HSA_AMD_SVM=y causes/triggers PAT issues
I have a hunch this might be MM/HMM issue, but I am reporting this as amdgpu bug just because problematic behavior is triggered by loading amdgpu, which was compiled with HSA_AMD_SVM=y. I checked problematic behavior on kernels 6.4 and 6.5-rc6, however I have seen people saying it started with 5.14.
My system is on X99 platform with Intel Broadwell-E CPU. It has multiple GPUs: AMD W6600 (which drives display) and NVIDIA RTX 3080 (used for compute and vfio). iommu is on and not in PT mode. HSA_AMD_SVM=y somehow messes PAT entries for NVIDIA card. Example follows.

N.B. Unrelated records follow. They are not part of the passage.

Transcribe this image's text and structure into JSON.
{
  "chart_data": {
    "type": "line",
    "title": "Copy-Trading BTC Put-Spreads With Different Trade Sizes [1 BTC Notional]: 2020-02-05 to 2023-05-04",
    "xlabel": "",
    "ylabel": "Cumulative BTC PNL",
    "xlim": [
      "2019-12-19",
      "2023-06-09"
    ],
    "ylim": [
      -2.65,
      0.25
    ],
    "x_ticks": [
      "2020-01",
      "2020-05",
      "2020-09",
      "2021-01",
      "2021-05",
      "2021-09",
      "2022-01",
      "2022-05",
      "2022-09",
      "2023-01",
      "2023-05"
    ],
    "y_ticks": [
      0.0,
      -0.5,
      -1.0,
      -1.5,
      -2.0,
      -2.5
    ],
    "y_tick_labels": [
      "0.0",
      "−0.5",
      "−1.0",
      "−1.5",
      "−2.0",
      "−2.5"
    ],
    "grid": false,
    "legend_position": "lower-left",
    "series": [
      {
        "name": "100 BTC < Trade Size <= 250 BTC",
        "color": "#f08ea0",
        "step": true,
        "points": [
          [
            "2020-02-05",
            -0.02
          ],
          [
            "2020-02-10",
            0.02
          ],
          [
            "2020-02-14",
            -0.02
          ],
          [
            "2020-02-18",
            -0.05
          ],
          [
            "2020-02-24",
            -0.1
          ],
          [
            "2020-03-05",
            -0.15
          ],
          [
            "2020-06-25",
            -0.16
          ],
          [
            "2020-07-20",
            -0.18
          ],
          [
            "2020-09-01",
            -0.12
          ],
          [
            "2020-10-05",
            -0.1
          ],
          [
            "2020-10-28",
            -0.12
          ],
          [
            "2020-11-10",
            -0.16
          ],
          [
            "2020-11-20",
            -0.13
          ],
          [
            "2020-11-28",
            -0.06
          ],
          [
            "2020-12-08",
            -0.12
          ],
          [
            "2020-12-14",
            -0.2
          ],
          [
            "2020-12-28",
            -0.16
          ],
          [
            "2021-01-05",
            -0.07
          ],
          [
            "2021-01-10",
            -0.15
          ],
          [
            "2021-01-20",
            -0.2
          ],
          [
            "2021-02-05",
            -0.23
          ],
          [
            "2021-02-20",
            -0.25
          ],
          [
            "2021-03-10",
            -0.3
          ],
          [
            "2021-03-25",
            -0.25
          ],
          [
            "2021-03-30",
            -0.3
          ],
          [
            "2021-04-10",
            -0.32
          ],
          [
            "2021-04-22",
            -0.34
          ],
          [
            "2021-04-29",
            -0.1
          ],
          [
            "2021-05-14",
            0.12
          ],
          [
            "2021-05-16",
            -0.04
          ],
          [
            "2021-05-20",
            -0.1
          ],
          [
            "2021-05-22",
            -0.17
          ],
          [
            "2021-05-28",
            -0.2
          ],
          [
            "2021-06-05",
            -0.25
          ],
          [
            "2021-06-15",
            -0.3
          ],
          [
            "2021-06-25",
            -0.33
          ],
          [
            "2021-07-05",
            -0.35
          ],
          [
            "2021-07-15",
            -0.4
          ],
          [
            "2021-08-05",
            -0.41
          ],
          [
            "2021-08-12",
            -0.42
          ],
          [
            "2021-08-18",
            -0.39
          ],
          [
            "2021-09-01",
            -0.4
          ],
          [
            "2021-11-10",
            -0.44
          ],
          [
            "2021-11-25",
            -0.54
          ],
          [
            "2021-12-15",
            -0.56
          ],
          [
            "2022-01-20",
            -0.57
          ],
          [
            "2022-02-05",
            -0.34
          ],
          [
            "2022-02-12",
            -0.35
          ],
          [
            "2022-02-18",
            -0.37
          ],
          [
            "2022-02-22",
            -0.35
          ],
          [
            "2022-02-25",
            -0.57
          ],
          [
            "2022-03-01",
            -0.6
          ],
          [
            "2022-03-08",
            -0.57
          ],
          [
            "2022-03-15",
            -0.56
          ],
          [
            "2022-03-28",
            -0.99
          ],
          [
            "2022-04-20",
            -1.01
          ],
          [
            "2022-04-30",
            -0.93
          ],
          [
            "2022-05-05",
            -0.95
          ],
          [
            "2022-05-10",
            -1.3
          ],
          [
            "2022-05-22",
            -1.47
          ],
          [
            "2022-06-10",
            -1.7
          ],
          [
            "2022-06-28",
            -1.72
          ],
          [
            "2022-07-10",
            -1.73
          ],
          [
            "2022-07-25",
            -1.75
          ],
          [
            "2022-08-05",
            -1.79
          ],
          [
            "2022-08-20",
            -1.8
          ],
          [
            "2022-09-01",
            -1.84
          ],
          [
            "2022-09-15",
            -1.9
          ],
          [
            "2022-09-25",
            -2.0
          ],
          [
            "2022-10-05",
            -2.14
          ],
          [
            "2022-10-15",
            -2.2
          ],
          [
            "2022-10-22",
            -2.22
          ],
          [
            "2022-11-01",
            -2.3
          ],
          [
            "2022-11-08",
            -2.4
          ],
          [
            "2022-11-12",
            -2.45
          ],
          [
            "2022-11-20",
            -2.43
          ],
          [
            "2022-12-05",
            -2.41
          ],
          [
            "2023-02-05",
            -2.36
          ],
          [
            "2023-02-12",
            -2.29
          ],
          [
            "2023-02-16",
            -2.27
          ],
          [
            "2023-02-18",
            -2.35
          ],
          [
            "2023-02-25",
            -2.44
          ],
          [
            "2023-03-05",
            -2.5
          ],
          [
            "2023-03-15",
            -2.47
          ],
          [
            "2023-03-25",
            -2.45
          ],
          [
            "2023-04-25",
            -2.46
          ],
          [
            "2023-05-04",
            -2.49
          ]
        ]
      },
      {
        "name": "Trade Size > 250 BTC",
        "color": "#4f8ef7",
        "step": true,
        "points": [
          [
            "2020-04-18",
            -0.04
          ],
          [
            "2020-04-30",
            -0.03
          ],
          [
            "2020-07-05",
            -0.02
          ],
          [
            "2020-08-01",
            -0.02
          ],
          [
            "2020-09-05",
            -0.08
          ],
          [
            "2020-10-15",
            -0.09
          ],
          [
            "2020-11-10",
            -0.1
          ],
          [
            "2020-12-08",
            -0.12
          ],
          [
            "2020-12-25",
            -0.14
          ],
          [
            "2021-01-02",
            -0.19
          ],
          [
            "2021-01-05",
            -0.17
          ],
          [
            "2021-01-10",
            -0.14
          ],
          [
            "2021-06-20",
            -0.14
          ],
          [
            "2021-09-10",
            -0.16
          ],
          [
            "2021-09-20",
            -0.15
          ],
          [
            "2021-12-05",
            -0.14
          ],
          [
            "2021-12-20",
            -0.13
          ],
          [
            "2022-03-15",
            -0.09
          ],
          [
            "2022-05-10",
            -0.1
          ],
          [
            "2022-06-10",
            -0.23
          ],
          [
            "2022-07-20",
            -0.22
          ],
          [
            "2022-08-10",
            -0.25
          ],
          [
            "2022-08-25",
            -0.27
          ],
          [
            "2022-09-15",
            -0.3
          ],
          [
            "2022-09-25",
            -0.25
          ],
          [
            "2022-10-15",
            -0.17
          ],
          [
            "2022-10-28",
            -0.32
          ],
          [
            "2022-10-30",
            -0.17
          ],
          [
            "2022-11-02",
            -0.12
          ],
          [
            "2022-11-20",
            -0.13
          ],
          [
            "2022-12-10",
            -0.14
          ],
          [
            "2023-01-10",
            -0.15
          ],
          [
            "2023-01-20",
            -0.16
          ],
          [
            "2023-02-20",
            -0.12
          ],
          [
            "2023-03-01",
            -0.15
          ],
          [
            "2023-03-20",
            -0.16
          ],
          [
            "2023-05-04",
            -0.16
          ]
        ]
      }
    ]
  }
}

NVIDIA card has two BARs, which are relevant in this example:
- Region 1: Memory at 380000000000 (64-bit, prefetchable) [size=16G]
- Region 3: Memory at 380400000000 (64-bit, prefetchable) [size=32M]
let's suppose "cat /sys/kernel/debug/x86/pat_memtype_list | grep 380" is used to check PAT entries.
- fresh system start, amdgpu is loaded (blacklisting it prevents the issue), NVIDIA card is deliberately not bound to any driver on boot. No PAT entries for it is visible - good.
- card is bound to vfio-pci and passed to VM, multiple PAT entries are visible - good.
- VM is stopped, card is unbound from vfio-pci. This is where difference is seen. If HSA_AMD_SVM=n, then there is no PAT entries visible - good, however with HSA_AMD_SVM=y two PAT entries remain - BAD. In addition, the amount of these entries depend on how many times the card has been passed-through. It is like some clean up routine silently fails or there is a lock held.
The above example is made to avoid requiring out of tree drivers for NVIDIA, however same (and probably with less hassle) can be repeated with just bounding card to nvidia driver, running compute/render task, unbinding it and then checking for left over PAT entries. This also shows it is not vfio-pci only issue.
It looks benign at first, but in real use case that card has to be switched from nvidia driver to vfio-pci and back without restarting the system. This PAT issue breaks it, because left over PAT entries from one driver are not compatible with the other. vfio-pci needs UC-, otherwise VM throws lots of ioremap/memtype errors; and nvidia driver prefers WC entries for performance reasons.
So, why amdgpu has effect on non AMD GPU?